While earth burned
By Max J. Castro
majcastro@gmail.com
This year is expected to be among the three hottest since climate data began to be systematically collected more than 150 years ago. Indeed, there is a fair chance that 2010 may turn out to be the hottest year on record. Yet, despite the overwhelming scientific evidence that global climate change is real, largely the result of human activities (anthropogenic), and certain to produce serious adverse consequences for nations, individuals, and the world ecosystem, the political will to deal with the problem has been waning.
Evidence for this assertion is abundant. In 2009, armed with the formidable and undemocratic parliamentary weapon known as the filibuster, Republicans in the Senate thwarted President Barack Obama’s efforts to pass cap-and-trade legislation designed to curb greenhouse gas emissions. By abusing the filibuster rule, the 41 Republicans (out of 100 Senators) plus a handful of Democrats from conservative or energy-producing states managed to overcome the will of the majority and prevent Obama from fulfilling his campaign promise to vigorously tackle the climate change problem.
As a result, the U.S. president went empty-handed to the much-anticipated December 2009 Copenhagen talks on the United Nations Framework Convention on Climate Change, the fifteenth such meeting held since the adoption of the framework. The Copenhagen talks, attended by the leaders of over 100 nations and 45,000 delegates, journalists, activists, and business leaders from across the world, were expected to produce a global agreement binding countries to reduce the level of carbon emissions (as of 1990) by as much as 50 percent by the year 2050. Among those attending the event in the Danish capital were many members of the U.S. Congress, including Speaker of the House Nancy Pelosi. Also in attendance were various climate change deniers, including Oklahoma GOP Senator James Inhofe. Inhofe, one the most virulent deniers of climate change, attended the meeting as a self-proclaimed one-man “truth squad.”
By all accounts, the Copenhagen conclave ended in a fiasco. The countries were unable to reach consensus on a binding agreement to replace the Kyoto protocol to the UN Framework Convention on Climate Change, set to expire in 2012. Instead, a vague document known as the “Copenhagen Accord,” drafted by the United States and a group of four nations — China, India, South Africa, and Brazil — was the final product of the conference, the last governmental-level climate meeting before the expiration of Kyoto.
The process and the results of Copenhagen were deeply disappointing to environmentalists and everyone who cares about the fate of the planet. Among the many flaws: The document was drafted by only five nations; many key meetings were held in secret; the Accord is not legally binding; and no real emission targets were set.
Since the Copenhagen gathering there has been more bad news, namely the stunning announcement that Japan would definitely not join in a successor agreement to the Kyoto protocol. That inauspicious announcement set the stage for the 16th edition of talks on the UN Framework Convention on Climate Change, which this year is being held in Cancun, Mexico (Nov. 30-Dec. 10).

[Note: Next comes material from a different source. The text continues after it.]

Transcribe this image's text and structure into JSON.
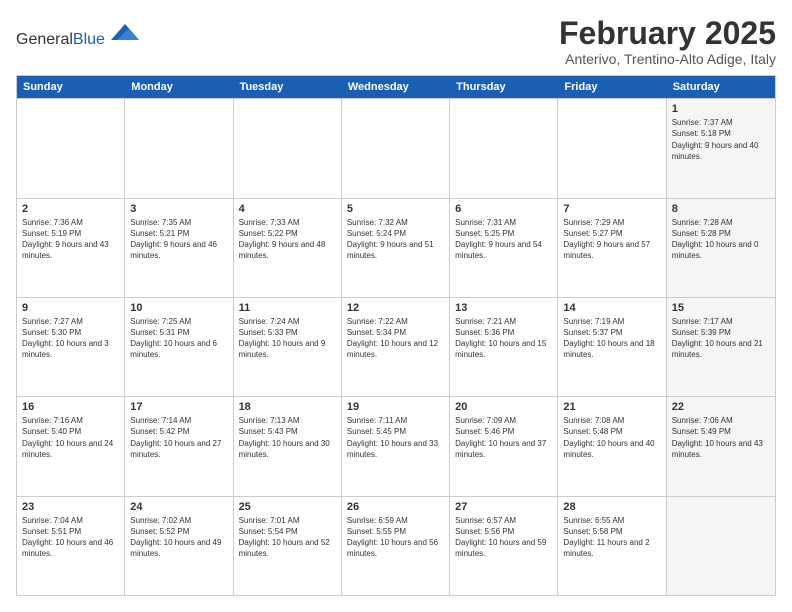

So far the Cancun conference has more than lived up to the diminished expectations that came out of the Copenhagen debacle. The number of attendees this year is way down, as is the level of the participants. Few if any heads of states will be in the Mexican resort town for the climate negotiations, one reason Brazilian President Luiz Inacio “Lula” da Silva predicted that nothing will be accomplished in Cancun. Along the same lines, this time leading members of the United States Congress are staying in Washington and not even bothering to send staff to attend the conference.
The downbeat tone of the conference reflects the harsh reality of the new political and economic forces at work as a result of the economic crisis and the rightward turn in the United States. In the wake of Republican victories in the November elections, Senator Inhofe will be joined in Congress by a whole host of new climate change deniers — a species which in any case has never been rare in the twenty-first century version of the Republican Party. In addition, high unemployment, sluggish growth, and large budget deficits in Europe and the United States militate against new environmental rules that target industries such as coal and oil that still provide a substantial number of jobs (and big political contributions).
One of the few positive developments that came out of the Copenhagen conference was a pledge by the rich countries to give $100 billion a year by 2020 to help poor countries curtail emissions and mitigate the damages from global climate change. The establishment of such a “Green Fund” would be a significant achievement that might come out of the Cancun climate conference. This is at least the hope of the developing countries, who hope such a fund would be administered by the UN rather than the World Bank, which is dominated by the United States and other rich nations.
The stakes could not be higher. Rajendra Pachauri, the head of the UN climate science panel, has said “that further delay in international action to slow warming would endanger vast numbers of lives in the world’s poorest countries, but Cancun can still deliver decisive progress to help avert disaster.”
Perhaps, but it would take a very different U.S. Congress than the one that will be seated in 2011 — a Congress not only loaded with global warming deniers but also full of UN haters and budget slashers — to appropriate billions of dollars a year to prevent small island states from disappearing and sub-Saharan populations from suffering from drought and starvation.